I'm new to this site so please redirect if need be...

I am a high school teacher in central Michigan. I teach a variety of courses including all of our high school Earth and Life Science. I have been a "Salmon in the Classroom" teacher for 10 years and through that experience have collected an array of information on the tributary in which we release our fish at the end of the school year. This has lead to other learning opportunities for my students (and me). Currently, my classes are working with a large aquaponics system that they designed and constructed. We are raising rainbow trout in that system given my familiarity with raising salmon. I have a student that is interested in designing a system that monitors nitrogenous waste (ammonia, nitrite, nitrate - possibly others) in real time. We have been working with our tech department to give him access to the school network and he is currently writing some code/trouble-shooting ways to collect data and publish real-time graphs of our system. He is using a Raspberry pi 3 for this project. What we are finding is that we cannot get any probes that will measure the substances that we would like to that are very cost effective. I am financing all of this work for him so expensive ammonia, nitrate and nitrite probes aren't in my budget. I'm excited that this type of community exists and have numerous other questions regarding projects/work within my classroom and how my students can engage in "citizen science." Any assistance here would be greatly appreciated. Here is a link to our aquaponics website for reference. http://fulton.schoolwires.net/Page/1055



1 Comments

I have not worked with water chemistry sensors, but your first impression might be a good one -- a device that can send encoded concentrations of N molecules will be expensive, proprietary, and require regular calibration. There are some ideas out there for making a DIY colorimeter to quantify a color reagent test, but developing an automated version of that sort of thing is more like a master's degree project than a high school assignment.

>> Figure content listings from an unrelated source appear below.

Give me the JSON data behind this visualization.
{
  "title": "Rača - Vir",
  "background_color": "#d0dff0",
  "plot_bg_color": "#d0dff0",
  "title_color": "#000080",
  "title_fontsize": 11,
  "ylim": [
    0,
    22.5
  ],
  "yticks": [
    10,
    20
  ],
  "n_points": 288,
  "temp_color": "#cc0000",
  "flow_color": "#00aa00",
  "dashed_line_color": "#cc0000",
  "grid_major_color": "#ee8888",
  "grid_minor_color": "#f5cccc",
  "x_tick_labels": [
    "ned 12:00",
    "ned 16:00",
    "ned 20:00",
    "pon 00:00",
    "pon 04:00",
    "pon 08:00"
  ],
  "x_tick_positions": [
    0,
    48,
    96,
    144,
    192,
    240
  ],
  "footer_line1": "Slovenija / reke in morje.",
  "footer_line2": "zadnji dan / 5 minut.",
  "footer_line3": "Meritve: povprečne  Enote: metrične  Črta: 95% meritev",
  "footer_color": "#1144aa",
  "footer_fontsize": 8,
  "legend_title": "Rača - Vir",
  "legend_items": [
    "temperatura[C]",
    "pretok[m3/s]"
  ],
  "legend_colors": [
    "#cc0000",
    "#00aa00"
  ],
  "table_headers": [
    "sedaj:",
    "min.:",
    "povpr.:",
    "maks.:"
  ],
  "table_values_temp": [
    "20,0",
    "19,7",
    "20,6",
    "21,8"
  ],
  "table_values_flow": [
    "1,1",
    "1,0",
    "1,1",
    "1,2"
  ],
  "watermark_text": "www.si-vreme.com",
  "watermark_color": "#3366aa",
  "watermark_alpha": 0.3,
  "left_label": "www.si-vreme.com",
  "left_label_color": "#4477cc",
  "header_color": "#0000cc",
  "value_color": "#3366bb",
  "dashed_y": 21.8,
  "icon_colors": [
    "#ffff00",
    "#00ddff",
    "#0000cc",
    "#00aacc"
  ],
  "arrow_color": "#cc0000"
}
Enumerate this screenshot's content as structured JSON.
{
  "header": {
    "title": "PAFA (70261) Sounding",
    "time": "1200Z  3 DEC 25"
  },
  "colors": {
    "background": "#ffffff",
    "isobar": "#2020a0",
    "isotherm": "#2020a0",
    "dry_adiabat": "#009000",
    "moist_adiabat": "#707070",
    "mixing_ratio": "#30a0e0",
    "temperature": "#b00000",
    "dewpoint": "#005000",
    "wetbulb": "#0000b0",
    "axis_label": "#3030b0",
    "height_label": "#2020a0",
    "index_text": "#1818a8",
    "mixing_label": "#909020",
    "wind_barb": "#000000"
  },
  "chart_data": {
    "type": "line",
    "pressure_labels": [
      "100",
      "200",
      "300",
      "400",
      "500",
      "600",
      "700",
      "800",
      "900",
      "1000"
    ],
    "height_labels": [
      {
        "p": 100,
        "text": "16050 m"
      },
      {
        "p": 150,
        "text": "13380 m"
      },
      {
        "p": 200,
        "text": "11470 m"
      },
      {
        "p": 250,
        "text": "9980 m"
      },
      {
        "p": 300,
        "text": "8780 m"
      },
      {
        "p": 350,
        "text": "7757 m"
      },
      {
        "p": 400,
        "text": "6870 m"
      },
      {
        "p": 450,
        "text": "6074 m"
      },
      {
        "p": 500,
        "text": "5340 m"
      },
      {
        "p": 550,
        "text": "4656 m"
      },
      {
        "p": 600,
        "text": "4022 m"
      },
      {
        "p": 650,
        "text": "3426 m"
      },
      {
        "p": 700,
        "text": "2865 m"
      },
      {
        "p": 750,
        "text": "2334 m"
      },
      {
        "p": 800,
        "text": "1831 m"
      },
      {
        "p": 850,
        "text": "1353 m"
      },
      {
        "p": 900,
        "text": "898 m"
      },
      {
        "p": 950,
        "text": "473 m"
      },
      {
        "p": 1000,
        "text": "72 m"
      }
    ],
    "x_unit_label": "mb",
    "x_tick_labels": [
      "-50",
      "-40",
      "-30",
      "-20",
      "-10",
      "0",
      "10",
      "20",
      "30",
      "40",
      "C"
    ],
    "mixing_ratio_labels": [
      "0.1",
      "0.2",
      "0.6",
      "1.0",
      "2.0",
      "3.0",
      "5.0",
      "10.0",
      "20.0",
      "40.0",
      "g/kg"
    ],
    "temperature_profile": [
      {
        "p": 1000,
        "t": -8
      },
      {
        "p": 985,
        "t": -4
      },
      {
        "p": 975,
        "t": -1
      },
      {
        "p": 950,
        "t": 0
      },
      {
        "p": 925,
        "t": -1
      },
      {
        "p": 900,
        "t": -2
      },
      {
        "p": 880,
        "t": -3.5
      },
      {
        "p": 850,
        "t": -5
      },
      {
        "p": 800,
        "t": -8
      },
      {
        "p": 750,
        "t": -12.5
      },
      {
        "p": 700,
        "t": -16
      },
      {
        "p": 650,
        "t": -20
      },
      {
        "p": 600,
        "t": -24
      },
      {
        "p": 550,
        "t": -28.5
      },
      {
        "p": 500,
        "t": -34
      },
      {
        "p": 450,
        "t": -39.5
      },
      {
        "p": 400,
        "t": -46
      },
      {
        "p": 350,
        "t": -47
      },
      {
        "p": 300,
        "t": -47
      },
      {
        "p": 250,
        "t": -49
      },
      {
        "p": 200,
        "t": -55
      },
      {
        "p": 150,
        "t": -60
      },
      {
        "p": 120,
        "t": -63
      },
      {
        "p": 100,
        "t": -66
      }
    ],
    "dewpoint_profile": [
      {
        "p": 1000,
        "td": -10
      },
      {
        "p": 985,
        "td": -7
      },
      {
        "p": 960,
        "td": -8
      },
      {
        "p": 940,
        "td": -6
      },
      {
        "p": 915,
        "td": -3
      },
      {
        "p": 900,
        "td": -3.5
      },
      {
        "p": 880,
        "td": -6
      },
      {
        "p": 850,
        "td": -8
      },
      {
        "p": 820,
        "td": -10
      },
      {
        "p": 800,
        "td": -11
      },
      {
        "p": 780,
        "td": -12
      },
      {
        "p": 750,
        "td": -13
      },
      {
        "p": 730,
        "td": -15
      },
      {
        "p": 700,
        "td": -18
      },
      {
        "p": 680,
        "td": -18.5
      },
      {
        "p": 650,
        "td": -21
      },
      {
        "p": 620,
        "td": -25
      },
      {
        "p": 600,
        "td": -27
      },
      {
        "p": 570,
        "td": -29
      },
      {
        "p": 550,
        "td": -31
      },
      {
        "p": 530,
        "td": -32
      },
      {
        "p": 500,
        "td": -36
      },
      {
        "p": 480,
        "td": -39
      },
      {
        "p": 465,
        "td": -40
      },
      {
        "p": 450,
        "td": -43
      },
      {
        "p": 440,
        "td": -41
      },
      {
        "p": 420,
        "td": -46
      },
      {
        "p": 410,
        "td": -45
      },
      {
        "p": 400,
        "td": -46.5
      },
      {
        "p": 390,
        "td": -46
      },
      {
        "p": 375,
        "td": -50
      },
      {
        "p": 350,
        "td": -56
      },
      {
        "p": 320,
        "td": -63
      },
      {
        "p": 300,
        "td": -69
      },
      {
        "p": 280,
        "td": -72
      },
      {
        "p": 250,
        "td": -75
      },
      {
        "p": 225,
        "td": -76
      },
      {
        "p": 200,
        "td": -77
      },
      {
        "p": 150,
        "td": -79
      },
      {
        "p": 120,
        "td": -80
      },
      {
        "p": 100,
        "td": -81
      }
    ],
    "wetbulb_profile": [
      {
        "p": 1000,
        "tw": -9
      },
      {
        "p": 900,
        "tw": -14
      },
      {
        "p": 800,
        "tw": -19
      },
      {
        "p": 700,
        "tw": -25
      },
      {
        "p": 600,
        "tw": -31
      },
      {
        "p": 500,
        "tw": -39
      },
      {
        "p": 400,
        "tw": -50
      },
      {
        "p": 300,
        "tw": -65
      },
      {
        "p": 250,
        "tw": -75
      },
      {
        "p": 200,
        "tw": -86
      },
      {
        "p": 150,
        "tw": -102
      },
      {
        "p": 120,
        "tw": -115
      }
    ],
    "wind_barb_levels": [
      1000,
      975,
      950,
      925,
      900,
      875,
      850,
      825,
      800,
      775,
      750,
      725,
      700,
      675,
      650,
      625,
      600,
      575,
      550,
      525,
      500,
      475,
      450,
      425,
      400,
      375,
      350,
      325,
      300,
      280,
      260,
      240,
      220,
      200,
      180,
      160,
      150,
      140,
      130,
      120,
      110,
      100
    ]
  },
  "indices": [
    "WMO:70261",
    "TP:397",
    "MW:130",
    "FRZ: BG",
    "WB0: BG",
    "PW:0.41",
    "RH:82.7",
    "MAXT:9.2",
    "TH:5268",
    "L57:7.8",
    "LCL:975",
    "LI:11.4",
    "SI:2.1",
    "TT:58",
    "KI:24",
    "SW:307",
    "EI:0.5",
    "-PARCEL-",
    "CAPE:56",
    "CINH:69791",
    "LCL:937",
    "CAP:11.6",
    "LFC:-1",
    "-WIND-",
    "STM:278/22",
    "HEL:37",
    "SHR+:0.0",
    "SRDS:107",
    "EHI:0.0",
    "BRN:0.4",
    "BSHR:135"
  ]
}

If there is large variation in the nitrogen molecule concentration, maybe there is a proxy that could be measured. For example, if the N concentration changes dramatically, maybe temperature, conductivity, turbidity, and water color also change in a certain way. It's easier to make sensors for those parameters, and real time data on all of them might provide a signature for N concentration. Tracking those parameters would certainly alert you to changes in the system even if you weren't sure what caused them.